Araştırma ekibi bu mekanizmanın hastalıktaki rolünü saptamak için genetik mühendisliğinden yararlanarak, kahverengi yağ dokusundaki Nrf1 genini sildi. Sonuçta kahverengi yağın ciddi stres ve inflamasyona uğradığını, özelliğini kaybettiğini, düzgün çalışamadığını ve buna bağlı olarak sistemik metabolik hastalığa neden olduğunu ortaya çıkarttı.
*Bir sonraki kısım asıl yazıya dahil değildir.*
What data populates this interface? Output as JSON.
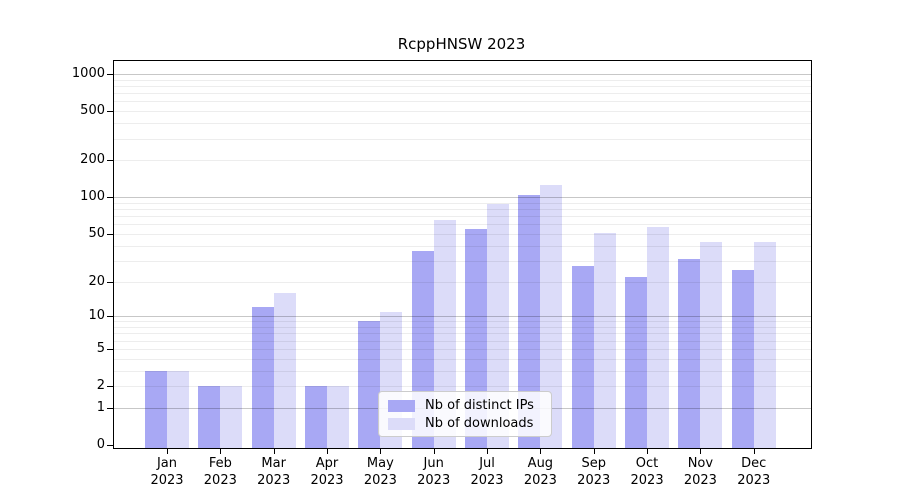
{
  "chart_data": {
    "type": "bar",
    "title": "RcppHNSW 2023",
    "categories": [
      "Jan",
      "Feb",
      "Mar",
      "Apr",
      "May",
      "Jun",
      "Jul",
      "Aug",
      "Sep",
      "Oct",
      "Nov",
      "Dec"
    ],
    "year_label": "2023",
    "series": [
      {
        "name": "Nb of distinct IPs",
        "color": "#a8a8f4",
        "values": [
          3,
          2,
          12,
          2,
          9,
          36,
          55,
          104,
          27,
          22,
          31,
          25
        ]
      },
      {
        "name": "Nb of downloads",
        "color": "#dcdcf9",
        "values": [
          3,
          2,
          16,
          2,
          11,
          65,
          88,
          125,
          51,
          57,
          43,
          43
        ]
      }
    ],
    "y_ticks": [
      0,
      1,
      2,
      5,
      10,
      20,
      50,
      100,
      200,
      500,
      1000
    ],
    "major_gridlines": [
      1,
      10,
      100,
      1000
    ],
    "minor_gridline_bases": [
      1,
      10,
      100
    ],
    "scale": "log1p",
    "ylim": [
      0,
      1280
    ],
    "grid": true,
    "legend_position": "inside-bottom-center",
    "axis_color": "#000000",
    "grid_major_color": "rgba(0,0,0,0.22)",
    "grid_minor_color": "rgba(0,0,0,0.07)",
    "background_color": "#ffffff"
  }
}
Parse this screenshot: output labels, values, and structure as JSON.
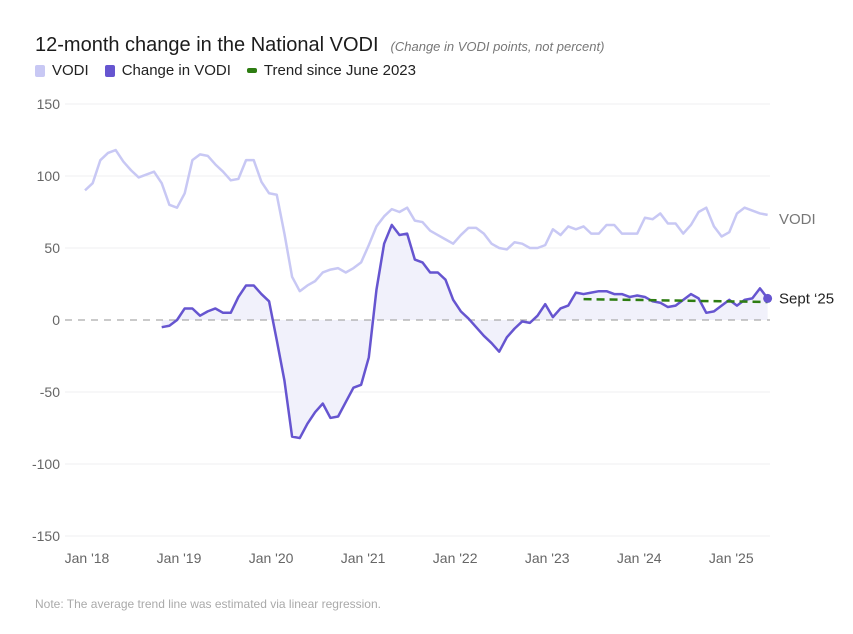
{
  "chart_data": {
    "type": "line",
    "title": "12-month change in the National VODI",
    "subtitle": "(Change in VODI points, not percent)",
    "note": "Note: The average trend line was estimated via linear regression.",
    "ylim": [
      -150,
      150
    ],
    "yticks": [
      150,
      100,
      50,
      0,
      -50,
      -100,
      -150
    ],
    "ytick_labels": [
      "150",
      "100",
      "50",
      "0",
      "-50",
      "-100",
      "-150"
    ],
    "xlim": [
      "2018-01",
      "2025-06"
    ],
    "xticks": [
      "2018-01",
      "2019-01",
      "2020-01",
      "2021-01",
      "2022-01",
      "2023-01",
      "2024-01",
      "2025-01"
    ],
    "xtick_labels": [
      "Jan '18",
      "Jan '19",
      "Jan '20",
      "Jan '21",
      "Jan '22",
      "Jan '23",
      "Jan '24",
      "Jan '25"
    ],
    "grid": true,
    "legend_placement": "top-left",
    "colors": {
      "vodi": "#c8c8f4",
      "change": "#6655d0",
      "trend": "#2e7d12",
      "fill": "#f1f1fb",
      "zero": "#aaaaaa"
    },
    "series": [
      {
        "name": "VODI",
        "end_label": "VODI",
        "start": "2018-01",
        "values": [
          90,
          95,
          111,
          116,
          118,
          110,
          104,
          99,
          101,
          103,
          95,
          80,
          78,
          88,
          111,
          115,
          114,
          108,
          103,
          97,
          98,
          111,
          111,
          96,
          88,
          87,
          60,
          30,
          20,
          24,
          27,
          33,
          35,
          36,
          33,
          36,
          40,
          52,
          65,
          72,
          77,
          75,
          78,
          69,
          68,
          62,
          59,
          56,
          53,
          59,
          64,
          64,
          60,
          53,
          50,
          49,
          54,
          53,
          50,
          50,
          52,
          63,
          59,
          65,
          63,
          65,
          60,
          60,
          66,
          66,
          60,
          60,
          60,
          71,
          70,
          74,
          67,
          67,
          60,
          66,
          75,
          78,
          65,
          58,
          61,
          74,
          78,
          76,
          74,
          73
        ]
      },
      {
        "name": "Change in VODI",
        "end_label": "Sept ‘25",
        "start": "2018-11",
        "values": [
          -5,
          -4,
          0,
          8,
          8,
          3,
          6,
          8,
          5,
          5,
          16,
          24,
          24,
          18,
          13,
          -14,
          -42,
          -81,
          -82,
          -72,
          -64,
          -58,
          -68,
          -67,
          -57,
          -47,
          -45,
          -26,
          21,
          53,
          66,
          59,
          60,
          42,
          40,
          33,
          33,
          28,
          14,
          6,
          1,
          -5,
          -11,
          -16,
          -22,
          -12,
          -6,
          -1,
          -2,
          3,
          11,
          2,
          8,
          10,
          19,
          18,
          19,
          20,
          20,
          18,
          18,
          16,
          17,
          16,
          13,
          12,
          9,
          10,
          14,
          18,
          15,
          5,
          6,
          10,
          14,
          10,
          14,
          15,
          22,
          15
        ]
      },
      {
        "name": "Trend since June 2023",
        "start": "2023-06",
        "end": "2025-06",
        "values": [
          14.5,
          12.5
        ]
      }
    ]
  }
}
Metabolik bozukluklar ve diyabet çarpıcı oranda iyileşti

Araştırma sonucu ortaya çıkan ilginç bir başka gözlem ise şu: Kahverengi yağ dokusunun mekanizması şişmanlık sırasında büyük oranda bozuluyordu. Öte yandan şişman bireylerde, Nrf1 ifadesi veya proteazom faaliyeti (Proteazomların genel görevi, hasar görmüş veya işe yaramayan proteinleri, bir enzim aracılığıyla vücuttan atmaktır) arttırıldığında hem vücutta ve dokularda yağ birikiminin hem de metabolik bozukluklar ve diyabetin çarpıcı olarak düzeldiği görüldü.
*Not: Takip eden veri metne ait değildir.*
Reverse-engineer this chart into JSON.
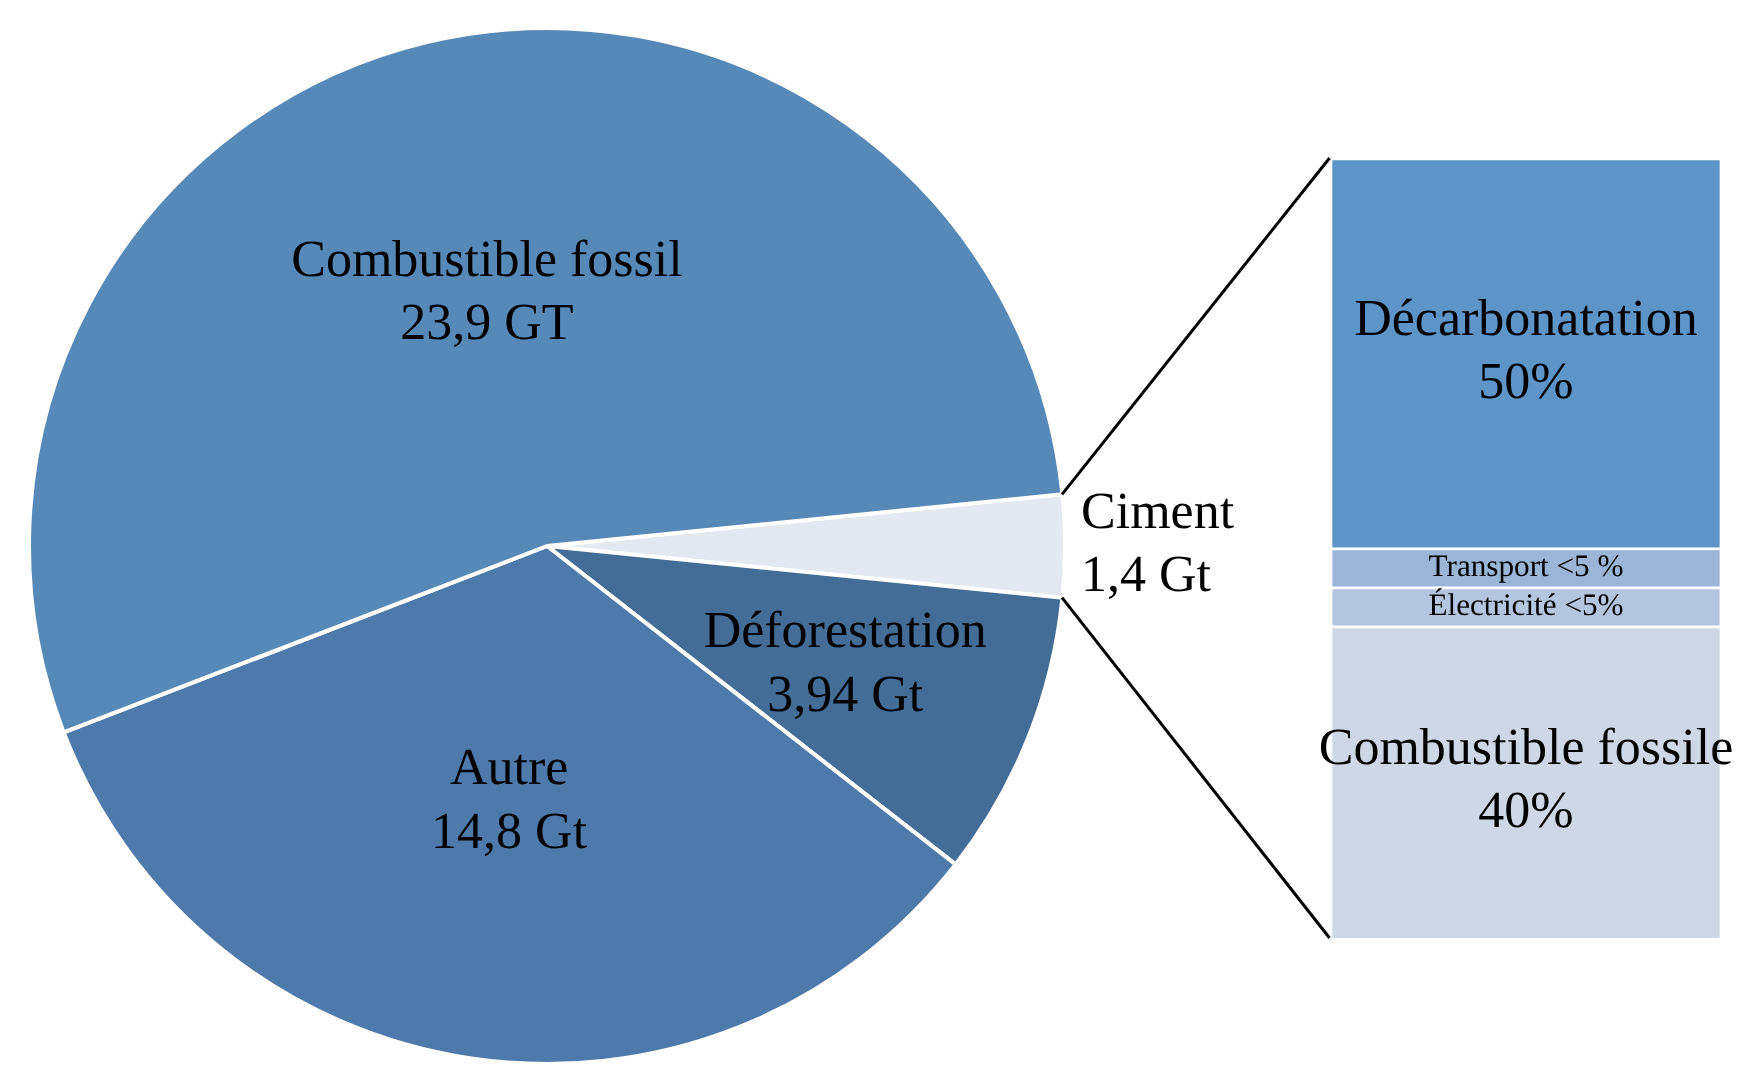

Bu sonuçlar araştırma ekibinin daha önceki çalışmalarıyla birlikte ele alındığında NRF1'in, özellikle çetin koşullarda metabolizmanın ana moleküler koruyucusu olduğunu ortaya çıkardı. Prof. Dr. Hotamışlıgil, "Bu çalışma, yalnızca genel metabolik dengenin korunmasında beklenmedik bir mekanizmayı tanımladığımız için değil, özellikle obezite ve diyabet ilaçlarının geliştirilme potansiyelini açığa çıkarması açısından da büyük bir adım" dedi.